By Ed Fincher
Staff Writer
Mark DeVoti, superintendent of Archuleta School District 50 Joint, has spearheaded a statewide effort to develop model curricula that would be available to all school districts in Colorado.
“We all teach to the same academic standards for kids (and the whole state has adopted those standards),” DeVoti explained. “We all react to the same assessment at the end of those standards, and the missing link there is curriculum. Nobody provides really solid, well-researched curriculum. Every single district is at the mercy of a vendor, is at the mercy of someone who says, ‘This might work; I saw it on the Internet,’ and they are at the mercy of having the money or not to purchase it.”
Acting as the president of the Colorado Association of Superintendents and Senior Administrators, DeVoti sent a letter to the Colorado Department of Education in which he stated, “We know by recent polling results that registered voters are willing to expend additional dollars to help fund K-12 education if they understand that funding will help students gain mastery of basic skills. We believe that a state-wide collaborative effort would address this concern. Wouldn’t it show our citizens and our legislature that as an educational system, rural, metro, mountains, plains, front range, west slope we are working together to pool our resources for the good of all of our students and all of our districts?”

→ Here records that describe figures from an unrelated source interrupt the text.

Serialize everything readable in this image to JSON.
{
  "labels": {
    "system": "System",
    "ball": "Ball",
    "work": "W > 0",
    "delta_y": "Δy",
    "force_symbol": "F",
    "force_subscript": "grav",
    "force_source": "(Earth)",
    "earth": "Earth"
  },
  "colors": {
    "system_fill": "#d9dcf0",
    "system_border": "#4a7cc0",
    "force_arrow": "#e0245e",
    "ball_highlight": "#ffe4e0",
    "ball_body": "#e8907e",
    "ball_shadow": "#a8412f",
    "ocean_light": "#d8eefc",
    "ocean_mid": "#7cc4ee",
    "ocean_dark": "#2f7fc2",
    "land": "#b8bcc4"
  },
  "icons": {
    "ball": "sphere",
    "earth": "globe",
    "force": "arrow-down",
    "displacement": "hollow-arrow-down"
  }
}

The letter, which went on to advocate for the creation of statewide model curricula, created quite a sensation and gained a lot of momentum. At the Colorado Standards and Implementation Summit DeVoti’s letter was discussed and a timeline was developed.
According to the Development Plan for Colorado’s Model Curriculum, a framework and process guides were created last summer, a state level curriculum blueprint is being created now and will be finished by the end of December, a regional and local curriculum blueprint will be created during the second half of this school year, and instructional units will be created after the end of this school year. This plan specifically calls for the regional and local blueprints to be, “developed by teachers and leaders from across Colorado.”
There is some controversy over this issue at the state level because Colorado is a local control state. The constitution specifically outlaws the state from mandating curriculum to the local districts. DeVoti has made every effort to emphasize that these unit plans and lesson plans will be optional, and for small, rural districts that cannot afford to hire their own curriculum development person, having these curricula available free of charge will actually give local districts more control over what they can do in their schools.
“The state is pulling 400 teachers to Denver from around the state at four different times during the year,” DeVoti explained. “They’re taking care of their expenses to go and putting them up overnight. It’s a two-day thing for each group of teachers, and they are going to build these.”
DeVoti held out a piece of paper with the word “Draft” across it. This turned out to be a unit plan for fourth-grade history the state had developed and is using as an example of the model curriculum it envisions having teachers create. DeVoti went over in detail the features of this sample and how a classroom teacher might be able to use it to guide his or her instruction to students.
“They are going to do some training for the all teachers who get accepted into this,” DeVoti continued. “They’re trying to get the best of the best, which is why we have teachers from all of our buildings that have been accepted. People may talk about local control, but with that comes global responsibility. Our locals have really emphasized what needs to be done at the state level.
“By December,” DeVoti concluded, “the State of Colorado will have a book with every grade level, every subject and every unit addressed this deep,” he held up the sample unit again, “They will then make it available at no charge for people to access online.”